General use: llama3.3:70b — Meta’s Llama 3.3 70B is the best general-purpose model at this size class.
Fastest / smallest: qwen2.5-coder:7b — Very fast for autocomplete. Good enough for most routine coding tasks on any hardware.
Privacy-sensitive (medical, legal): Any of the above — they all run locally with zero data leaving your machine.
Quality Comparison: Qwen 2.5 Coder 32B vs Claude Sonnet 3.7
On simple to medium coding tasks (write a function, debug this code, explain this error): comparable quality. You’d have to look closely to notice a difference.
On complex tasks (design a distributed system, analyze this 2,000-line codebase, complex algorithmic optimization): Claude Sonnet 3.7 is noticeably better. The reasoning quality at scale favors the frontier models.

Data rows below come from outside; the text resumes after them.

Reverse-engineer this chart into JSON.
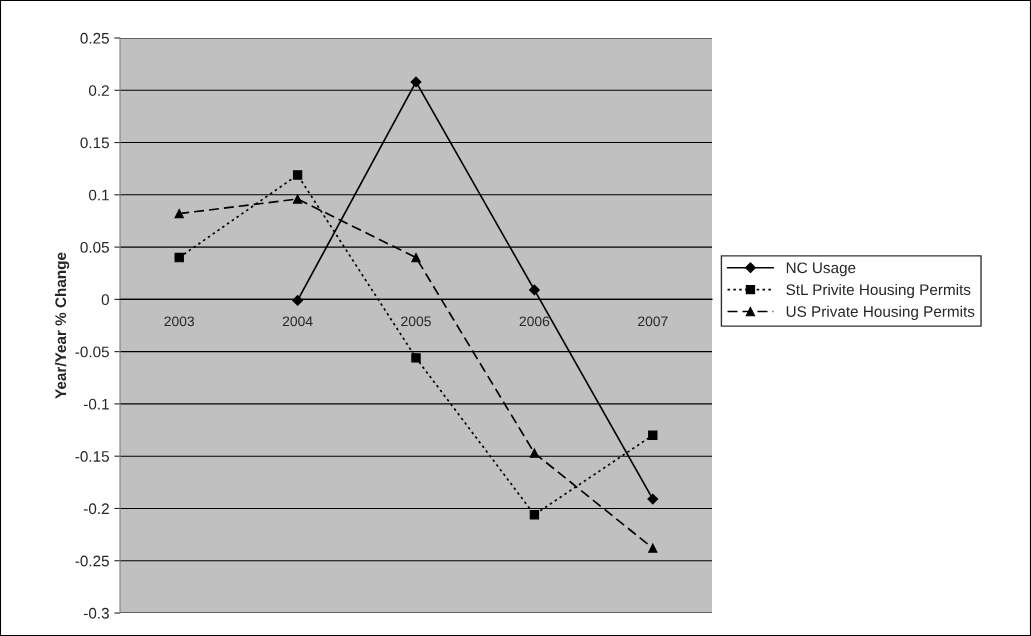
{
  "chart_data": {
    "type": "line",
    "ylabel": "Year/Year % Change",
    "categories": [
      "2003",
      "2004",
      "2005",
      "2006",
      "2007"
    ],
    "series": [
      {
        "name": "NC Usage",
        "color": "#000000",
        "marker": "diamond",
        "line_style": "solid",
        "values": [
          null,
          -0.001,
          0.208,
          0.009,
          -0.191
        ]
      },
      {
        "name": "StL Privite Housing Permits",
        "color": "#000000",
        "marker": "square",
        "line_style": "dotted",
        "values": [
          0.04,
          0.119,
          -0.056,
          -0.206,
          -0.13
        ]
      },
      {
        "name": "US Private Housing Permits",
        "color": "#000000",
        "marker": "triangle",
        "line_style": "dashed",
        "values": [
          0.082,
          0.096,
          0.04,
          -0.147,
          -0.238
        ]
      }
    ],
    "ylim": [
      -0.3,
      0.25
    ],
    "yticks": [
      -0.3,
      -0.25,
      -0.2,
      -0.15,
      -0.1,
      -0.05,
      0,
      0.05,
      0.1,
      0.15,
      0.2,
      0.25
    ],
    "grid": "y",
    "legend": "right"
  }
}
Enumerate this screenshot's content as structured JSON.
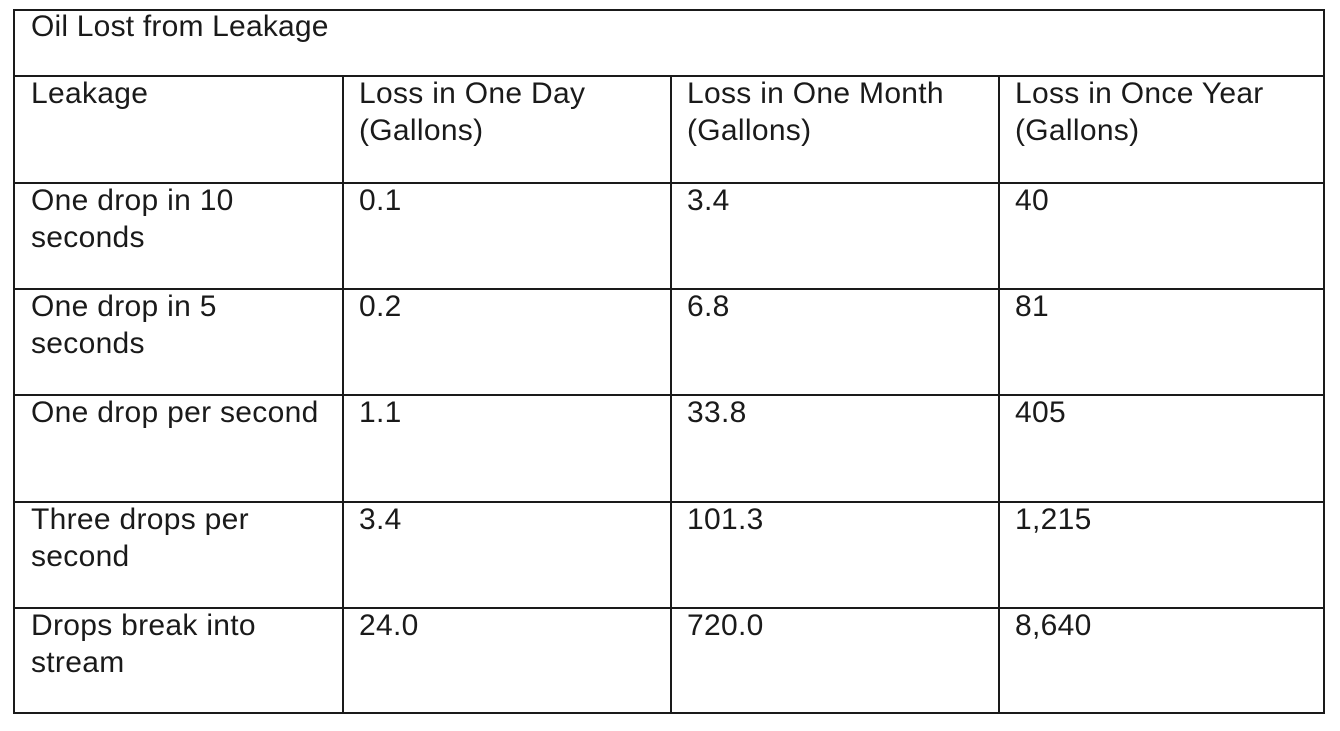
{
  "table": {
    "title": "Oil Lost from Leakage",
    "headers": [
      "Leakage",
      "Loss in One Day (Gallons)",
      "Loss in One Month (Gallons)",
      "Loss in Once Year (Gallons)"
    ],
    "rows": [
      [
        "One drop in 10 seconds",
        "0.1",
        "3.4",
        "40"
      ],
      [
        "One drop in 5 seconds",
        "0.2",
        "6.8",
        "81"
      ],
      [
        "One drop per second",
        "1.1",
        "33.8",
        "405"
      ],
      [
        "Three drops per second",
        "3.4",
        "101.3",
        "1,215"
      ],
      [
        "Drops break into stream",
        "24.0",
        "720.0",
        "8,640"
      ]
    ]
  }
}
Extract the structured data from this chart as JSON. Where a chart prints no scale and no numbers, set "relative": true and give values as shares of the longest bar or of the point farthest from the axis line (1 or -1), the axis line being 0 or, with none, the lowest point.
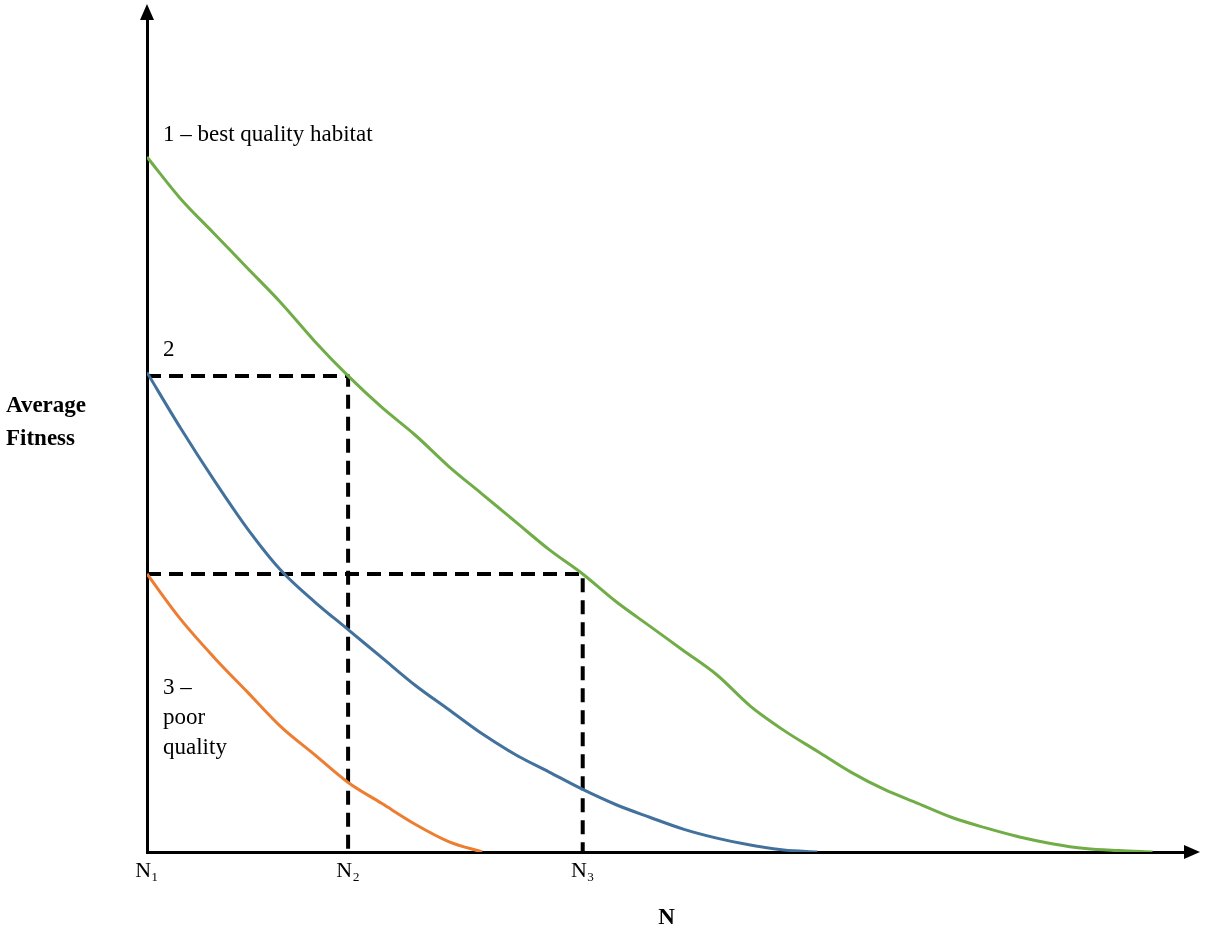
{
  "chart_data": {
    "type": "line",
    "xlabel": "N",
    "ylabel": "Average Fitness",
    "relative": true,
    "categories": [
      "N₁",
      null,
      null,
      null,
      null,
      null,
      "N₂",
      null,
      null,
      null,
      null,
      null,
      null,
      "N₃",
      null,
      null,
      null,
      null,
      null,
      null,
      null,
      null,
      null,
      null,
      null,
      null,
      null,
      null,
      null,
      null,
      null,
      null
    ],
    "grid": false,
    "legend": false,
    "marker": "none",
    "series": [
      {
        "name": "1 – best quality habitat",
        "color": "#70ad47",
        "values": [
          1,
          0.94,
          0.89,
          0.84,
          0.79,
          0.735,
          0.685,
          0.64,
          0.6,
          0.555,
          0.515,
          0.475,
          0.435,
          0.4,
          0.36,
          0.325,
          0.29,
          0.255,
          0.21,
          0.175,
          0.145,
          0.115,
          0.09,
          0.07,
          0.05,
          0.035,
          0.022,
          0.012,
          0.005,
          0.002,
          0,
          null
        ]
      },
      {
        "name": "2",
        "color": "#41719c",
        "values": [
          0.69,
          0.61,
          0.535,
          0.465,
          0.405,
          0.36,
          0.32,
          0.28,
          0.24,
          0.205,
          0.17,
          0.14,
          0.115,
          0.09,
          0.068,
          0.05,
          0.033,
          0.02,
          0.01,
          0.003,
          0,
          null,
          null,
          null,
          null,
          null,
          null,
          null,
          null,
          null,
          null,
          null
        ]
      },
      {
        "name": "3 – poor quality",
        "color": "#ed7d31",
        "values": [
          0.4,
          0.335,
          0.28,
          0.23,
          0.18,
          0.14,
          0.1,
          0.07,
          0.04,
          0.015,
          0,
          null,
          null,
          null,
          null,
          null,
          null,
          null,
          null,
          null,
          null,
          null,
          null,
          null,
          null,
          null,
          null,
          null,
          null,
          null,
          null,
          null
        ]
      },
      {
        "color": "#000000",
        "line_style": "dashed",
        "x": [
          "N₁",
          "N₂",
          "N₂"
        ],
        "values": [
          0.685,
          0.685,
          0
        ]
      },
      {
        "color": "#000000",
        "line_style": "dashed",
        "x": [
          "N₁",
          "N₃",
          "N₃"
        ],
        "values": [
          0.4,
          0.4,
          0
        ]
      }
    ]
  }
}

For most day-to-day development tasks, local Qwen 2.5 Coder is a realistic substitute, especially if:
- Privacy requires local processing
- Cost matters (high-volume usage)
- You’re willing to occasionally step up to Claude API for complex problems
Managing Multiple Models
# List all downloaded models
ollama list
# Remove a model (to free disk space)
ollama rm qwen2.5-coder:72b
# Pull the latest version of a model
ollama pull llama3.3:latest
Models are stored in ~/.ollama/models and can be several GB each. Plan your storage accordingly (70B models are ~40GB).
Conclusion
Local AI models are now practical for serious development work. The workflow: use local Qwen 2.5 Coder for daily coding tasks (zero cost, private), escalate to Claude API for complex reasoning or architecture work (small cost, maximum quality).
This hybrid approach gives you the best of both — privacy and zero cost for routine work, frontier model quality when it matters.